This evening by Frank Field MP, in a speech commemorating the seventieth anniversary of the publication of the Beveridge Report at Toynbee Hall, put forward the view that austerity, paradoxically, offers the best prospect ever for serious welfare reform. Received wisdom would suggest that it is only in the years of prosperity, when extra money is available to overcome any unexpected adverse effects that it is possible to bring about fundamental welfare reform.
Frank Field said:
“Britain’s experience in the record period of growth after 1992, which was supposed to abolish the cycle of boom and bust cycle, goes someway to disprove the theory that simply throwing money around will somehow solve fundamental welfare reform issues. In the last decade £175 billion was spent on simply meeting needs. This has resulted in the unstable welfare state that we have today. By unstable I mean that it spends borrowed money (in the sense that tax receipts do not cover government expenditure) in a manner unsupported by taxpayers.
“Our current system discourages work, taxes savings and does not encourage the declaration of earned income. Voters, by contrast, are on the other side of the argument. They support the values of the good society and see welfare as one means through which such values should be reinforced.
“As Britain continues to age there will be greater demands made on health, community care, and pensions, to mention only the three largest budgets that will bear the strain. On current trends, if no changes are made, the welfare and health budget will account for, by 2050, half of all government expenditure. No government will be able to deliver this share. It means, for example, that, without tax rises, which voters oppose, governments, to meet the welfare and health bills, would be required to abolish defence, education and one other major government department’s expenditure to meet this outcome. This is not serious politics.
“Here however lies the opportunity for fundamental welfare reform. There is no way that any government will be able to persuade taxpayers to part with more of their reduced income to finance expenditure on topics decided by governments themselves. On the other hand the electorate knows that it will become more vulnerable, both with respect to the need for greater health services and welfare support in the form of pensions, as life expectancy continues to grow.
“Here is not only the opportunity for serious welfare reform, but for a radical Labour party to seize and begin to forge the coming political agenda. I believe it is more than possible to persuade voters to pay more towards health and welfare if it was promised that the sticky fingers of politicians would be kept off their funds.
“Here then is the opportunity to re-forge Beveridge in a form that would be as important for the 21st century as Beveridge was to the middle decades of the last century.
“But it will only be possible if welfare reform is offered in a format whereby contributors control their own funds. The one part of welfare they most care about is the NHS. So why don’t we transform our health service onto an insurance based model. Increased insurance contributions would be matched by tax cuts ( as most of the NHS expenditure is financed through tax revenue) and governments would be required to pay the contributions of the poorest who are shown to exemplify good citizenship.
“The move would have many advantages. It would for the first time make a direct link between contributions and service provision.
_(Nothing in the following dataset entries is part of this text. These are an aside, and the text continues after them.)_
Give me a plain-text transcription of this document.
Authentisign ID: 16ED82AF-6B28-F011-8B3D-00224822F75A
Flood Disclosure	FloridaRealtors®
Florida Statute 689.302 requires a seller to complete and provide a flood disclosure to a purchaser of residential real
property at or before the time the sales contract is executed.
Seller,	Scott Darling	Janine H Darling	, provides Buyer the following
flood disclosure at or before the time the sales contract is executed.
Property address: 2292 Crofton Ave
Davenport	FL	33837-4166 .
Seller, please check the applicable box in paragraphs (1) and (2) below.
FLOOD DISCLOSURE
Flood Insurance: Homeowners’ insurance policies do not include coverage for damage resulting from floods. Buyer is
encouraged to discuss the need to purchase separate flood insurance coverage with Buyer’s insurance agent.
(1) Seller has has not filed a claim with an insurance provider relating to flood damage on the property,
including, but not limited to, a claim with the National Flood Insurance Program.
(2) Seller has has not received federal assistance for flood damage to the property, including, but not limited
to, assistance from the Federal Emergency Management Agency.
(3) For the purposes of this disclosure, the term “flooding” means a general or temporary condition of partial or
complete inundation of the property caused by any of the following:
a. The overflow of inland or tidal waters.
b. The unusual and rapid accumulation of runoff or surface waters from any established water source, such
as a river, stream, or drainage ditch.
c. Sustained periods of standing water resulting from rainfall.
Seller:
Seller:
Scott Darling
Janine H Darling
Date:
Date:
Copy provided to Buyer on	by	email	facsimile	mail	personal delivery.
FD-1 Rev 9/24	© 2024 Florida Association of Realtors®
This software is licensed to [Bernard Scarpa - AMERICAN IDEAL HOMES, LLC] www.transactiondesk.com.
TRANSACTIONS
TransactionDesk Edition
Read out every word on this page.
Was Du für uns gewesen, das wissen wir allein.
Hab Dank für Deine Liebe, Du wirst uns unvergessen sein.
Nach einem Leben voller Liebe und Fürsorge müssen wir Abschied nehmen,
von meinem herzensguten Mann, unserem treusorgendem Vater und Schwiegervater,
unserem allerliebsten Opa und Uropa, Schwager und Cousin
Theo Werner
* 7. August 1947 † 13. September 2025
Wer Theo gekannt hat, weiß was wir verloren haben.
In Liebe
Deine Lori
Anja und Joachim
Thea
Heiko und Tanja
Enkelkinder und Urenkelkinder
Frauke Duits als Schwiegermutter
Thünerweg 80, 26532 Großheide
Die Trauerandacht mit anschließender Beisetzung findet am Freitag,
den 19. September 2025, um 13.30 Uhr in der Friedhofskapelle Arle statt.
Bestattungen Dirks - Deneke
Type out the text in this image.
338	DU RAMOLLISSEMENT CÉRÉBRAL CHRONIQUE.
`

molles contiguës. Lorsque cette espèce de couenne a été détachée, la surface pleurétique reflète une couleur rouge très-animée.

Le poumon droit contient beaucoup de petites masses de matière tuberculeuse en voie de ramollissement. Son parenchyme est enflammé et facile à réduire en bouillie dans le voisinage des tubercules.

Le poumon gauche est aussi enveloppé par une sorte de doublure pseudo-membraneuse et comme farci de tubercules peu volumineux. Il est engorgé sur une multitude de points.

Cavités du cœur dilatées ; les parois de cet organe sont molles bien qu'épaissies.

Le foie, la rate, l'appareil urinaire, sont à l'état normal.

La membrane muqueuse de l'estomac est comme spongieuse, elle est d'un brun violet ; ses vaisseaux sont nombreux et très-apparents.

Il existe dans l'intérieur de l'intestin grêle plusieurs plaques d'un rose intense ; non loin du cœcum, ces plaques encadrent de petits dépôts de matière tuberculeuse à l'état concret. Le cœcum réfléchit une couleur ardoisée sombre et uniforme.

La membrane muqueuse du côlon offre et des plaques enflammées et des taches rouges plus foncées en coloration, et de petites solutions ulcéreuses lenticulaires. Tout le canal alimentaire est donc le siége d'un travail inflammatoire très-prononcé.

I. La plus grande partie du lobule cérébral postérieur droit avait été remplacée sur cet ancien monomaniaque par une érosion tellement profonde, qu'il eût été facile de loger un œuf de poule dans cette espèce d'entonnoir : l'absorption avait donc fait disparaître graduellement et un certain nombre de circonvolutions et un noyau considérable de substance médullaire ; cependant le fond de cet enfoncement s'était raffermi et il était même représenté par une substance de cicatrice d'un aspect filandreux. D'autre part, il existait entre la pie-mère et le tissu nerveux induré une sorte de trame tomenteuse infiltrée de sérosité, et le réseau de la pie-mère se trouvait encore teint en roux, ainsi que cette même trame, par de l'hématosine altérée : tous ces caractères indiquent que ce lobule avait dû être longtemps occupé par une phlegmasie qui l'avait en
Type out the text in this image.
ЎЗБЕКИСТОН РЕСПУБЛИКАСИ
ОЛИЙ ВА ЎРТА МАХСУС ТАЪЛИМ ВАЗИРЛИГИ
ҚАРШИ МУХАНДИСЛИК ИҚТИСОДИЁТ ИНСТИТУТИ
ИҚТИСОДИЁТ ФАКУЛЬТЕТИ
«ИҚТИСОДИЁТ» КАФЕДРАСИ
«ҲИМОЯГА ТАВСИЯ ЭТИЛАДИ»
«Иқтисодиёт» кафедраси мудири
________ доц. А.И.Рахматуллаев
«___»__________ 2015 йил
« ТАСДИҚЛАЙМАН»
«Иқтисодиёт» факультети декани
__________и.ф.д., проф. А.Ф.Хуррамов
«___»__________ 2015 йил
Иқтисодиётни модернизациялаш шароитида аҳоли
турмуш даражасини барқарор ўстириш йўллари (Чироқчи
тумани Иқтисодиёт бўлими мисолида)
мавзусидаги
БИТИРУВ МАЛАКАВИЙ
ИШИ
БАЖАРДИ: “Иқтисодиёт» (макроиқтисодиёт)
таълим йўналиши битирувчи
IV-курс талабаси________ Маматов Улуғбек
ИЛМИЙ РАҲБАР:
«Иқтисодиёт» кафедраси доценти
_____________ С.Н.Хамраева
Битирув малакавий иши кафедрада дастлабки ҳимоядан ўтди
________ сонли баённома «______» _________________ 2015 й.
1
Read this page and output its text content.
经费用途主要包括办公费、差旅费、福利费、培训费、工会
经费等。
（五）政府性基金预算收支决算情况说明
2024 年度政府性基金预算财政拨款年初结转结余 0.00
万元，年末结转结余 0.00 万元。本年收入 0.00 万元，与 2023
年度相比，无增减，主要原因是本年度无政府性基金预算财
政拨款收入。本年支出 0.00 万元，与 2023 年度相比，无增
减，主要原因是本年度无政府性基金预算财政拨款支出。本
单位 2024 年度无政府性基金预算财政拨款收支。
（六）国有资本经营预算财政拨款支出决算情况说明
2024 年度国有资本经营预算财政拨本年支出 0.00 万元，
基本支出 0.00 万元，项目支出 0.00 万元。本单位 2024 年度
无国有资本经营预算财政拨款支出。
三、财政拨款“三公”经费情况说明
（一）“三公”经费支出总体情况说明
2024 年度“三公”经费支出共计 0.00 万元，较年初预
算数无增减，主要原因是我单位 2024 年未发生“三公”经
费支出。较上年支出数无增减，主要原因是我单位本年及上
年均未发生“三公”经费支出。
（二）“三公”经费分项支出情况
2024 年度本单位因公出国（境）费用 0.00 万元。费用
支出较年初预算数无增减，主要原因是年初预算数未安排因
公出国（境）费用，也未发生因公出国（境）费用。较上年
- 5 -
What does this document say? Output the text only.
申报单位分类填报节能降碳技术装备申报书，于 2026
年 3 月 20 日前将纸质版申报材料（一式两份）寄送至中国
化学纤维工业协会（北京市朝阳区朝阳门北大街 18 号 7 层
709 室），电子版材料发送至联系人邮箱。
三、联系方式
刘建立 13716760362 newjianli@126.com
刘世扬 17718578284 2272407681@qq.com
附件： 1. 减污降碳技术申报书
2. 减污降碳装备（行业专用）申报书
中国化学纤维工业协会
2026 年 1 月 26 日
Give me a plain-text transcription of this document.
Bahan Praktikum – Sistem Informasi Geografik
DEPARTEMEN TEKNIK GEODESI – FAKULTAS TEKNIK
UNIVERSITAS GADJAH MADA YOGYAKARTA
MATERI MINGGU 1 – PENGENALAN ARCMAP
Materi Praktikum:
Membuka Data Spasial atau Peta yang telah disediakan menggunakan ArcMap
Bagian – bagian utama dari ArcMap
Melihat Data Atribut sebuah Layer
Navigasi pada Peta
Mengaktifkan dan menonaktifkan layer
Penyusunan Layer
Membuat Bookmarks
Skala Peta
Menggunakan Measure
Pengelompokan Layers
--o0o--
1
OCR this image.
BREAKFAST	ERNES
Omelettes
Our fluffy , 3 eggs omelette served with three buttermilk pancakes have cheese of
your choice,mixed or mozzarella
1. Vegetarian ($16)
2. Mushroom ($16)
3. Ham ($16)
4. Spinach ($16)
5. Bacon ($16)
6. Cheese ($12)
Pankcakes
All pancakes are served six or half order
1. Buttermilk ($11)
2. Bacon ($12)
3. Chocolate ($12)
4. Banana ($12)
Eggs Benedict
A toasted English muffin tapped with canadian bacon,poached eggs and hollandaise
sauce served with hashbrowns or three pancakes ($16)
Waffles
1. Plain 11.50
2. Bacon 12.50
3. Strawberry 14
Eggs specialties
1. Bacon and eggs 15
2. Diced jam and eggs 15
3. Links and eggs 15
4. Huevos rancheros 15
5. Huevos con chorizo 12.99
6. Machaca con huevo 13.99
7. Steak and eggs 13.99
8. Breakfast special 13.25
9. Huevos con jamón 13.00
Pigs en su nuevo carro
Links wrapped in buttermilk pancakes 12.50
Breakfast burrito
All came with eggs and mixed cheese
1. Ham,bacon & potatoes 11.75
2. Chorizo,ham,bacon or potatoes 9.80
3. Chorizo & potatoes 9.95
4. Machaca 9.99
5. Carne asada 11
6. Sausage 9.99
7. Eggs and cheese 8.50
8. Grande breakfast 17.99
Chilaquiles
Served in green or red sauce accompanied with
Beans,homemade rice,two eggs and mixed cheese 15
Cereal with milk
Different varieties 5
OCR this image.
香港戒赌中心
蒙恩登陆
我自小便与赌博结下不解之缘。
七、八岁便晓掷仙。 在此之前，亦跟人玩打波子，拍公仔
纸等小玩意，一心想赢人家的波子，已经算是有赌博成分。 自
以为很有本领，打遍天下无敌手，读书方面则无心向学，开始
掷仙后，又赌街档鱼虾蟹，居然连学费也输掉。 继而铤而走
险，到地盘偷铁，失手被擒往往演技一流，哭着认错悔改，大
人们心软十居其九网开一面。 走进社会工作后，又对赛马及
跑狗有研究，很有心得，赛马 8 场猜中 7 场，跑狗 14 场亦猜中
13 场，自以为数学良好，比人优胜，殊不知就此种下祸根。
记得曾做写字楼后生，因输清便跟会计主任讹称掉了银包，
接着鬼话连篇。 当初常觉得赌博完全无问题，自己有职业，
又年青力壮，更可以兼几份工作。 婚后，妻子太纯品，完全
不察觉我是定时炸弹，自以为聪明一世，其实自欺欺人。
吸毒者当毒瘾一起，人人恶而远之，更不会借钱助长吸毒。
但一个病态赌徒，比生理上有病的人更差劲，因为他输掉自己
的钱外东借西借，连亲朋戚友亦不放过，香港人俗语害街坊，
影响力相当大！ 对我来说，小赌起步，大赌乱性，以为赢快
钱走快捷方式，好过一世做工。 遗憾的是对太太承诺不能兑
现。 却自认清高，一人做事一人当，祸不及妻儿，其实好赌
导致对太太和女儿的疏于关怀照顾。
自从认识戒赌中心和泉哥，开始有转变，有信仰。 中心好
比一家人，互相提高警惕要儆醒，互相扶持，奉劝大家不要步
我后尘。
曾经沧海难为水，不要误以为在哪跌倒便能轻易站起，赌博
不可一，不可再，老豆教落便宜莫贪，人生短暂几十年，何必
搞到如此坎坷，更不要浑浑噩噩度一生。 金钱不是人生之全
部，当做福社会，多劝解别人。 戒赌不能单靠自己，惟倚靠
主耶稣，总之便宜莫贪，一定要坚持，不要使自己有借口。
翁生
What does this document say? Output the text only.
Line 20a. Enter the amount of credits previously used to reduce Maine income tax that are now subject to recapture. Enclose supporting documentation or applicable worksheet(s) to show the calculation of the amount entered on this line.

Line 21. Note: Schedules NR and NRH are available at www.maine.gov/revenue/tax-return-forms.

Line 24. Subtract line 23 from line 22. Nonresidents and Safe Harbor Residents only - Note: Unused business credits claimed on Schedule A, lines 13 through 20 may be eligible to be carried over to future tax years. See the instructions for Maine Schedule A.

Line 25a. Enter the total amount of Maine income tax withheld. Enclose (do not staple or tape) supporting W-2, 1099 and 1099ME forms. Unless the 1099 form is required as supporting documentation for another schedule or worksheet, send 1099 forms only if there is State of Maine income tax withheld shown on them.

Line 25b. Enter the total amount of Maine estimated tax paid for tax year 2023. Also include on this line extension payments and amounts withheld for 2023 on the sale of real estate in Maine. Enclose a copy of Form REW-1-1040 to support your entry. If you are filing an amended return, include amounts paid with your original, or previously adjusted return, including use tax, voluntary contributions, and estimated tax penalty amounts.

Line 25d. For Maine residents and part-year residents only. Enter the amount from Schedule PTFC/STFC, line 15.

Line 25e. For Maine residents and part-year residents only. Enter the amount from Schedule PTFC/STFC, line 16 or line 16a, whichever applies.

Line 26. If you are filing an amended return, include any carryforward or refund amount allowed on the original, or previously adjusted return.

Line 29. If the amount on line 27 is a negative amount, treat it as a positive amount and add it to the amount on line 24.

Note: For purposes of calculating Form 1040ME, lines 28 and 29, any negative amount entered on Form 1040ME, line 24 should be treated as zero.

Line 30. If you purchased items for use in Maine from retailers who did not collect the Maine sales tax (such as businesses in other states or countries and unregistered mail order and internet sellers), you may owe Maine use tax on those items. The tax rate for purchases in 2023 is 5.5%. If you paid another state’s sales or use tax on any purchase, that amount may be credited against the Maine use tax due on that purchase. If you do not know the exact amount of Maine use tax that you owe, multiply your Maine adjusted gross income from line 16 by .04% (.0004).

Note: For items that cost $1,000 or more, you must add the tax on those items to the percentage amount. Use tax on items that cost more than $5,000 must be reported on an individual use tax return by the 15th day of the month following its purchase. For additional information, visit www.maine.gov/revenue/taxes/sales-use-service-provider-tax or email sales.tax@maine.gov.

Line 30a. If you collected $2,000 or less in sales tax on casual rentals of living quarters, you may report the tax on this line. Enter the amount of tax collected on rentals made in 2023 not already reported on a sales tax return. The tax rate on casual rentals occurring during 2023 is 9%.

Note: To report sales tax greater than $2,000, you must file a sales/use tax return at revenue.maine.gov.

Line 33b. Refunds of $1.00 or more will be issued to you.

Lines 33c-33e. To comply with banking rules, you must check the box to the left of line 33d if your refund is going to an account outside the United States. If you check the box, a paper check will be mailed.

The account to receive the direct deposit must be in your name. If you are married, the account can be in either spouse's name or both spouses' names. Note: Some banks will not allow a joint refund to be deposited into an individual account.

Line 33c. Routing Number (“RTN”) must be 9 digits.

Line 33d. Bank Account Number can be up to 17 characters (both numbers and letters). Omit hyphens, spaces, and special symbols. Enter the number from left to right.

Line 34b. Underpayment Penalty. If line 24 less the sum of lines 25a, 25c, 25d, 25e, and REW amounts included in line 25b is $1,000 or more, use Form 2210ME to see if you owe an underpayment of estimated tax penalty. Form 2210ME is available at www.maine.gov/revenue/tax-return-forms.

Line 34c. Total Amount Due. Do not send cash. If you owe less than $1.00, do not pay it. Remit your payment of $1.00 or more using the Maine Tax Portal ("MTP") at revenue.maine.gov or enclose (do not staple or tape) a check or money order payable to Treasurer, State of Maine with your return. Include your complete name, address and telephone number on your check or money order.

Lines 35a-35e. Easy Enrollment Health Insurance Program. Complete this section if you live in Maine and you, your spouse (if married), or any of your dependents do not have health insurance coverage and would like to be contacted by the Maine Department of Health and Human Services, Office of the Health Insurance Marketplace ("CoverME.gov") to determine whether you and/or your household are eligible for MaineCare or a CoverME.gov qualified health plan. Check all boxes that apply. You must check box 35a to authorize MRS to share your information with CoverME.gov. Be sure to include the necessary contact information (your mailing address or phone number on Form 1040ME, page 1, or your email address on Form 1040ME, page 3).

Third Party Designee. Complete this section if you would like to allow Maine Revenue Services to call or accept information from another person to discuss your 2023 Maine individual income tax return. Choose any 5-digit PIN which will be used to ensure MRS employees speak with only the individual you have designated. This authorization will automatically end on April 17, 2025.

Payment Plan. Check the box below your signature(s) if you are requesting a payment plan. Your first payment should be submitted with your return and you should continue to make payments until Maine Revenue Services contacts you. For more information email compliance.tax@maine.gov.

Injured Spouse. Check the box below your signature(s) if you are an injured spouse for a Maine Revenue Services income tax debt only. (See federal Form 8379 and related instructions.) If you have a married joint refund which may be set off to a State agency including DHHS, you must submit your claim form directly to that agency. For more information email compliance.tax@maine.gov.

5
“An insurance based welfare would also open the possibilities for settling the issue of long term care
“For any reform to be taken seriously, it will require the spelling out of the ownership of any new insurance scheme. I have suggested before that the John Lewis Partnership offers a starting point for developing a model. Contributors would thereby gain real authority over the safeguarding of their schemes but would be limited when it came to the sale of assets.
“Here is the most radical programme for reform which I believe is achievable during the decades of austerity that are to come. The alternative is grim and involves continuing a poor law approach to both welfare and health. That, as Dr Johnson might have said, ought to encourage the minds of politicians wondrously.”